Where did that one come from?

My Christmas card

I always get direct questions you know – that is when I don’t get direct criticism. “I think your card is unusual this year…” hang on folks this could be a compliment. “But why have you cropped the image so close?”

All will be revealed.

The picture on my card is taken from a window in St Paul’s Church Hellesdon in Norwich. It has been described as the most unusual church in the city. In fact it is a converted green corrugated iron nissen hut with a brick façade at the west end. The church is a post second world war construction to replace the original St Paul’s church at Hellesdon which was destroyed in the blitz. Its hasty construction, or perhaps I should say conversion was to serve the housing development in the area.

This is not an affluent area of the city and presumably the nissen hut church must have been something of a community development. The window at the east end is a 1950s window by the William Morris workshop of Westminster. It depicts the Risen Christ in Glory. Not the most glamorous window I have ever seen, but quite striking in its own way. Interestingly no one seemed to know where it had come from. My suspicion is that it came from a bombed out church – possibly the original St Paul’s.

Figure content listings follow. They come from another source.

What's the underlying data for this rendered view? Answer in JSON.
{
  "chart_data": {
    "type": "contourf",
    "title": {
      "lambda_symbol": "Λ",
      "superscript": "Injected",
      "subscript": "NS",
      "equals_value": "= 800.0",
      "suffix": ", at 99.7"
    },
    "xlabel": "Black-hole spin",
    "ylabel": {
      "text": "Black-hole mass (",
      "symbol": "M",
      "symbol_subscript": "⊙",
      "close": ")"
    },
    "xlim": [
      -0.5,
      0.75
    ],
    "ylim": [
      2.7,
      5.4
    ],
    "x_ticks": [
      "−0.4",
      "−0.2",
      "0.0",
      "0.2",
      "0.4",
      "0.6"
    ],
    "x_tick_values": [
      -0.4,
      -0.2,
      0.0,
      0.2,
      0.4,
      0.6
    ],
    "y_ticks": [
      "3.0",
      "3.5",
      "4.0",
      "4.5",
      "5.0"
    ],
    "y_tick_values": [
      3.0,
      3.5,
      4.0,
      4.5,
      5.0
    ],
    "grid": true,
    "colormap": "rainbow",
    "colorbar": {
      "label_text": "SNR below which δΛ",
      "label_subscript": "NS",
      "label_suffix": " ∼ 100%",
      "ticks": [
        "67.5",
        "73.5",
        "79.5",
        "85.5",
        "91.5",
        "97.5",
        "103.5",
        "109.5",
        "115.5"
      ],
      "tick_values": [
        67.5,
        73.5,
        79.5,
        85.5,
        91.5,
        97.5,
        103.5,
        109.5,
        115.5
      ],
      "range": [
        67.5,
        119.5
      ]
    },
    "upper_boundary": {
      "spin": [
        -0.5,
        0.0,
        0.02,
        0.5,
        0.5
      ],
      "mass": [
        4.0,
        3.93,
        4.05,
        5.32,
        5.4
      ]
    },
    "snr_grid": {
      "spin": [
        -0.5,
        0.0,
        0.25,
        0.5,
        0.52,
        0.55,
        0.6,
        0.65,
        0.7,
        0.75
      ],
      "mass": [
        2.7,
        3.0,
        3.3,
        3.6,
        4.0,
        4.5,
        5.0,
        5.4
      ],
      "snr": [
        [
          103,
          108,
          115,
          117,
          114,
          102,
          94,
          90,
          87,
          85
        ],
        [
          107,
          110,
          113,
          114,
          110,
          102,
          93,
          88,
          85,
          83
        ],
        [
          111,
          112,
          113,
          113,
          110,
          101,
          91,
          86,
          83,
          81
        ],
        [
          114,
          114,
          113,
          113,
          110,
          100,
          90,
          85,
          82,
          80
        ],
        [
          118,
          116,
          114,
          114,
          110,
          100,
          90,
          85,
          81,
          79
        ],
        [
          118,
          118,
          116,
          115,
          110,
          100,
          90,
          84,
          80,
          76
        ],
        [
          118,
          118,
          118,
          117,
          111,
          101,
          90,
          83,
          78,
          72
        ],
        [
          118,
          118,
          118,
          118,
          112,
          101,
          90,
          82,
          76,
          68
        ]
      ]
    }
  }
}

What interested me much more were the other windows. I thought they also must be stained glass but the ladies and gents who showed me round said they had been hand painted in the 1950s by a member of the congregation. No one seemed able to remember the name of the painter, but they were quite clear that it was a local person.

They have a distinctive style but the whole thing struck me as so unusual – the windows and the hastily constructed building, that I felt somehow I wanted to share the nativity scene with friends. So it became the picture on my 2018 Christmas card.

Go and see the windows for yourself.